What you’ll learn: After watching your peers get a lot done in the time it takes you to do something small, you realise that maybe you’re a bit too attached. After all, a pattern is just a rough template; they’re not gospel, but something to guide you to making something useful.
You find that now you’ve internalised these patterns, you can stop thinking about “implementing the X pattern” and just code using your intuition and experience. This allows you to deliver a lot of pragmatic code. (And your workmates are happy you’ve stopped talking about patterns, too.)
The Premature Optimiser
Monoliths are inelegant, and you’re all about elegance in your architecture. Small microservices, each managing a single concern of your application, with a clever messaging solution in the middle, is clearly the way to develop your new application. You start as you mean to go on, and this will ensure your application can go to Internet Scale.
What you’ll learn: You find that microservices slow down development a lot by introducing all sorts of complexities you wouldn’t have had in a monolith. You think you would have been able to get to market a lot faster, and therefore making money to fund your development faster, if you had gone with a more simple design to start with.

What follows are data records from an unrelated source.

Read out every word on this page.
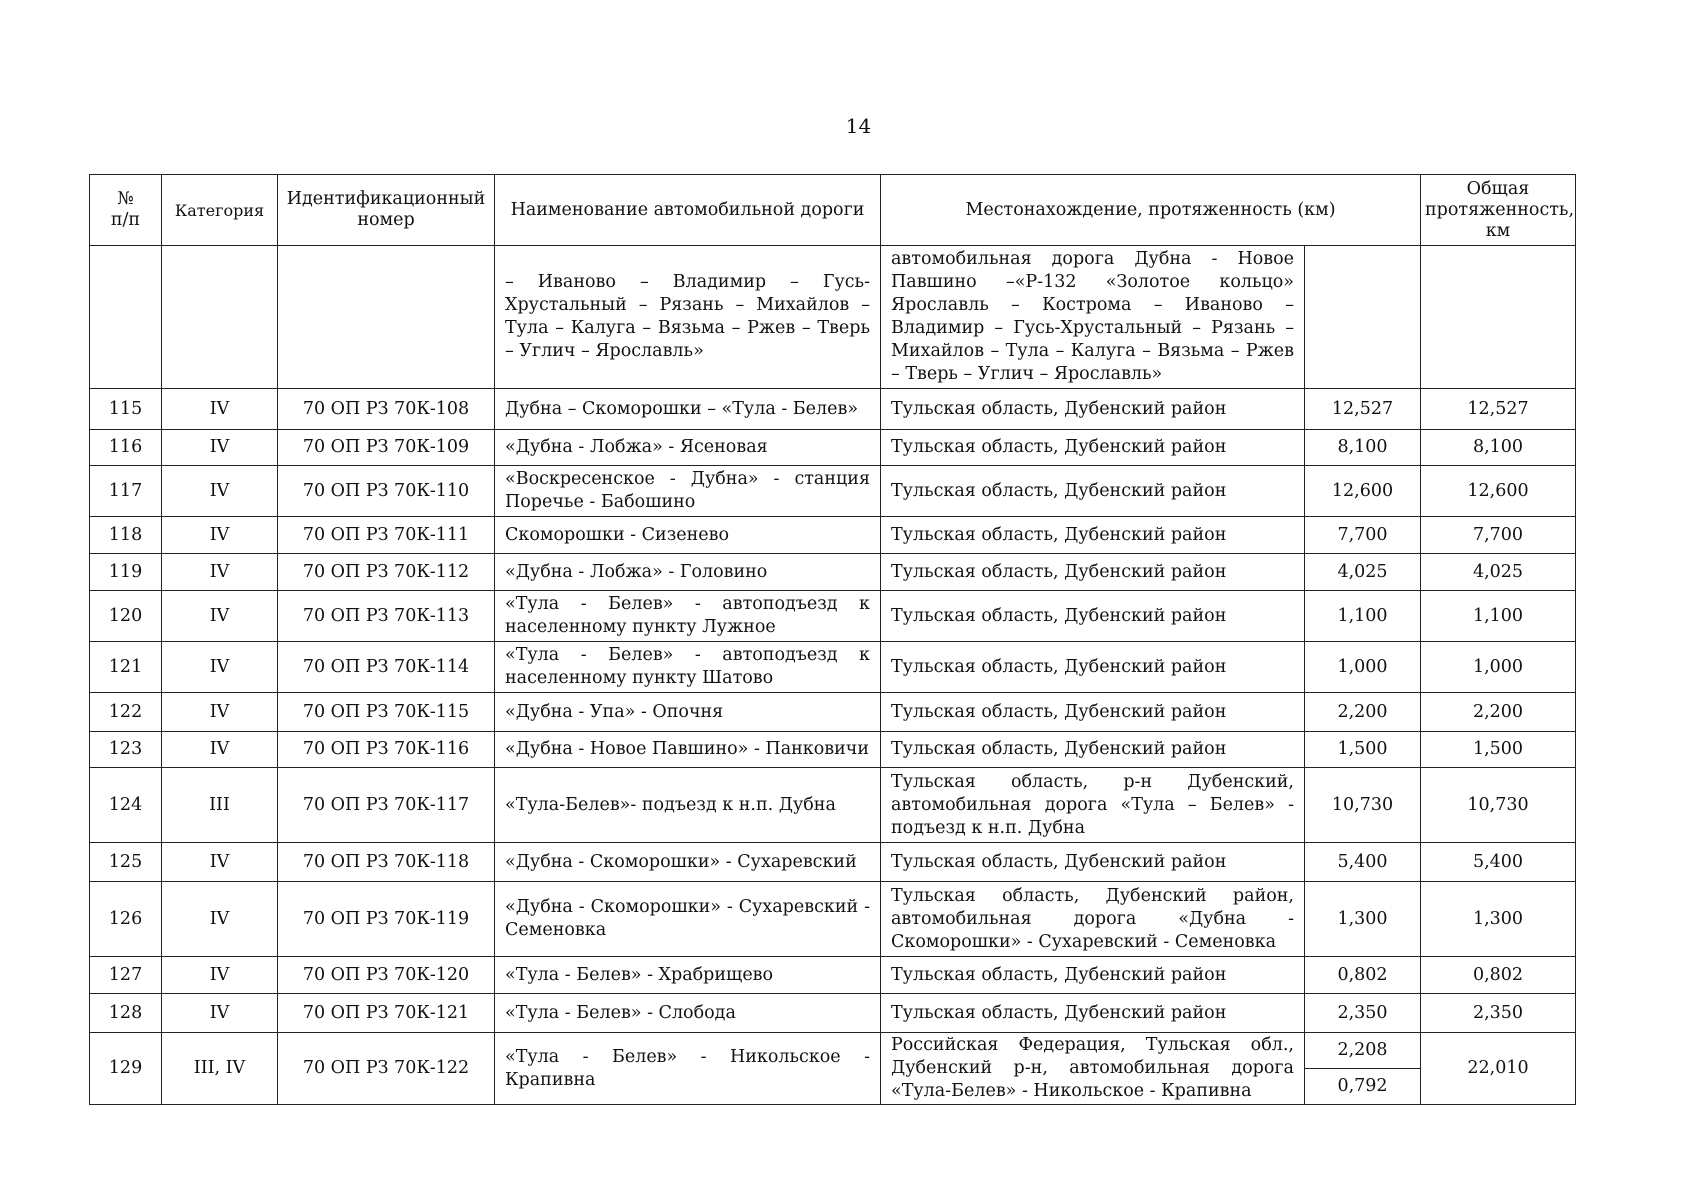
14
№
п/п	Категория	Идентификационный номер	Наименование автомобильной дороги	Местонахождение, протяженность (км)		Общая протяженность, км
			– Иваново – Владимир – Гусь-Хрустальный – Рязань – Михайлов – Тула – Калуга – Вязьма – Ржев – Тверь – Углич – Ярославль»	автомобильная дорога Дубна - Новое Павшино –«Р-132 «Золотое кольцо» Ярославль – Кострома – Иваново – Владимир – Гусь-Хрустальный – Рязань – Михайлов – Тула – Калуга – Вязьма – Ржев – Тверь – Углич – Ярославль»		
115	IV	70 ОП РЗ 70К-108	Дубна – Скоморошки – «Тула - Белев»	Тульская область, Дубенский район	12,527	12,527
116	IV	70 ОП РЗ 70К-109	«Дубна - Лобжа» - Ясеновая	Тульская область, Дубенский район	8,100	8,100
117	IV	70 ОП РЗ 70К-110	«Воскресенское - Дубна» - станция Поречье - Бабошино	Тульская область, Дубенский район	12,600	12,600
118	IV	70 ОП РЗ 70К-111	Скоморошки - Сизенево	Тульская область, Дубенский район	7,700	7,700
119	IV	70 ОП РЗ 70К-112	«Дубна - Лобжа» - Головино	Тульская область, Дубенский район	4,025	4,025
120	IV	70 ОП РЗ 70К-113	«Тула - Белев» - автоподъезд к населенному пункту Лужное	Тульская область, Дубенский район	1,100	1,100
121	IV	70 ОП РЗ 70К-114	«Тула - Белев» - автоподъезд к населенному пункту Шатово	Тульская область, Дубенский район	1,000	1,000
122	IV	70 ОП РЗ 70К-115	«Дубна - Упа» - Опочня	Тульская область, Дубенский район	2,200	2,200
123	IV	70 ОП РЗ 70К-116	«Дубна - Новое Павшино» - Панковичи	Тульская область, Дубенский район	1,500	1,500
124	III	70 ОП РЗ 70К-117	«Тула-Белев»- подъезд к н.п. Дубна	Тульская область, р-н Дубенский, автомобильная дорога «Тула – Белев» - подъезд к н.п. Дубна	10,730	10,730
125	IV	70 ОП РЗ 70К-118	«Дубна - Скоморошки» - Сухаревский	Тульская область, Дубенский район	5,400	5,400
126	IV	70 ОП РЗ 70К-119	«Дубна - Скоморошки» - Сухаревский - Семеновка	Тульская область, Дубенский район, автомобильная дорога «Дубна - Скоморошки» - Сухаревский - Семеновка	1,300	1,300
127	IV	70 ОП РЗ 70К-120	«Тула - Белев» - Храбрищево	Тульская область, Дубенский район	0,802	0,802
128	IV	70 ОП РЗ 70К-121	«Тула - Белев» - Слобода	Тульская область, Дубенский район	2,350	2,350
129	III, IV	70 ОП РЗ 70К-122	«Тула - Белев» - Никольское - Крапивна	Российская Федерация, Тульская обл., Дубенский р-н, автомобильная дорога «Тула-Белев» - Никольское - Крапивна	2,208	22,010
					0,792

Because you’ve worked in larger teams, you know it’s hard to have 40+ people working on the same codebase; everyone has to know everything about the system to work effectively on it, and that doesn’t scale. Now you see the pros and cons, you delay your decision to refactor to services until the time when it makes business sense.

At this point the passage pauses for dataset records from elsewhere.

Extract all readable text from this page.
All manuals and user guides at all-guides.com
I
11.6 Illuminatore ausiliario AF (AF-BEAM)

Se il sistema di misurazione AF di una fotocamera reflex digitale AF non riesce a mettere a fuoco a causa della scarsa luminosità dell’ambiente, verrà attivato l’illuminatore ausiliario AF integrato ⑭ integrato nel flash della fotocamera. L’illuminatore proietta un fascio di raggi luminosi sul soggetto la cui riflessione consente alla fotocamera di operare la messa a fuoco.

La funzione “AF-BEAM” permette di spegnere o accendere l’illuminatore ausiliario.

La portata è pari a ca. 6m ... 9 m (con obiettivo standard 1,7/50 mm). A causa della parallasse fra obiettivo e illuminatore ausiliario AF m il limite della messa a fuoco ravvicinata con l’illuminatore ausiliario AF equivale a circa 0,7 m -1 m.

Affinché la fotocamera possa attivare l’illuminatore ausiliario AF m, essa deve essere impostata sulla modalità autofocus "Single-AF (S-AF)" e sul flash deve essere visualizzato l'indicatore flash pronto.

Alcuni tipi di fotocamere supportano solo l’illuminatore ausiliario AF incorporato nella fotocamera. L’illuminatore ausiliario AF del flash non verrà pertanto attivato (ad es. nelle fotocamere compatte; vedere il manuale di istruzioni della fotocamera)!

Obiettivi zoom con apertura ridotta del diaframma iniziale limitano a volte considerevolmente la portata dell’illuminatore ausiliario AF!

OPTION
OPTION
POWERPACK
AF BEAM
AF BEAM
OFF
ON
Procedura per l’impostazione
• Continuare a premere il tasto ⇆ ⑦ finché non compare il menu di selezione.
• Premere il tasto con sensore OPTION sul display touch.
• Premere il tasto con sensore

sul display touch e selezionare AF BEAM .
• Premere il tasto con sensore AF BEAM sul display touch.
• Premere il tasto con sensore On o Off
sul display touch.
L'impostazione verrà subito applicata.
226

Your code is amazing. Everyone tells you so. You’re respected in your industry. People at your company form a line beside your desk to get your opinion on their code. Your job is stressful because of the demands on your time, and you feel worried that you’re a linchpin in your organisation. Bad things tend to happen when you’re away sick.

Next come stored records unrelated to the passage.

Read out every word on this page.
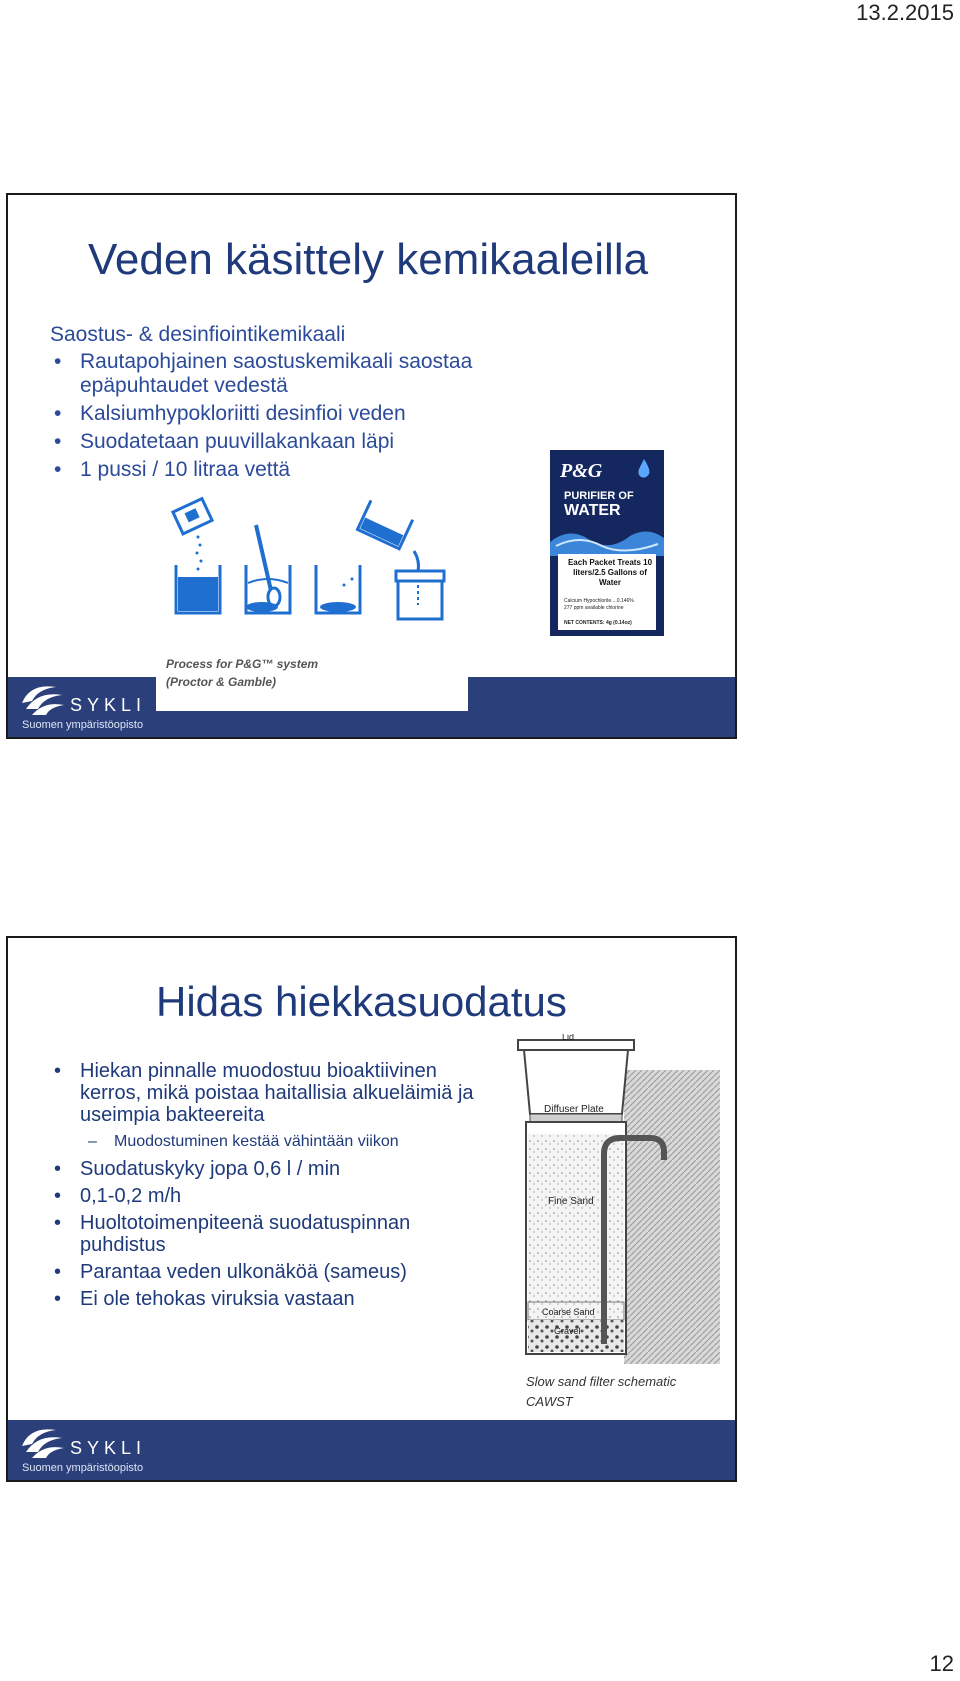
13.2.2015
Veden käsittely kemikaaleilla
Saostus- & desinfiointikemikaali
• Rautapohjainen saostuskemikaali saostaa epäpuhtaudet vedestä
• Kalsiumhypokloriitti desinfioi veden
• Suodatetaan puuvillakankaan läpi
• 1 pussi / 10 litraa vettä
SYKLI
Suomen ympäristöopisto
Process for P&G™ system
(Proctor & Gamble)
P&G
PURIFIER OF
WATER
Each Packet Treats 10 liters/2.5 Gallons of Water
Calcium Hypochlorite....0.146%
277 ppm available chlorine
NET CONTENTS: 4g (0.14oz)
Hidas hiekkasuodatus
• Hiekan pinnalle muodostuu bioaktiivinen kerros, mikä poistaa haitallisia alkueläimiä ja useimpia bakteereita
– Muodostuminen kestää vähintään viikon
• Suodatuskyky jopa 0,6 l / min
• 0,1-0,2 m/h
• Huoltotoimenpiteenä suodatuspinnan puhdistus
• Parantaa veden ulkonäköä (sameus)
• Ei ole tehokas viruksia vastaan
Lid
Diffuser Plate
Fine Sand
Coarse Sand
Gravel
Slow sand filter schematic
CAWST
SYKLI
Suomen ympäristöopisto
12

What you’ll learn: You realise being an oracle is not great for the health of your organisation. Instead of sitting by yourself, writing amazing code, you spend your time now proactively training the developers in your organisation. You get a lot less code written, and your team’s output falls as a consequence. But you know that if you can upskill every developer on your team, they’ll eventually make up for the code you’re not writing and then surpass it.
You find that developers are now more confidently making their own decisions, and although sometimes they’re not the right ones, they’re learning from their mistakes and becoming great developers thanks to your guidance.
You’re among the most senior developers in your big organisation, or the lead developer in a smaller one. You help out with business decisions, and train your developers to be amazing. But management/your clients are always trying to make bad decisions, and you must defend your team against their incompetence. They want stupid features that don’t make sense, or the features are going to complicate the codebase. A lot of your time is spent fighting battles to protect your codebase and developers, and you’ve damaged some relationships because of your passion to keep your team happy.
What you’ll learn: After many broken relationships, you realise your codebase, and job, is at the grace of your management and clients. You accept that sometimes non-technical people can miss the technical consequences of their requests, and make it your mission to be part of their team and give them good information and advice so they can make good choices. The way you’ve found to do that is to form strong and trusted relationships with them.
Once you’ve said your piece, you know the best strategy is to get out of their way so they can make the right decision for their business. You’ll be there to support them if anything goes wrong, but you’ve found that, quite often, things don’t go wrong because you’ve built great relationships and the worst decisions are being headed off early.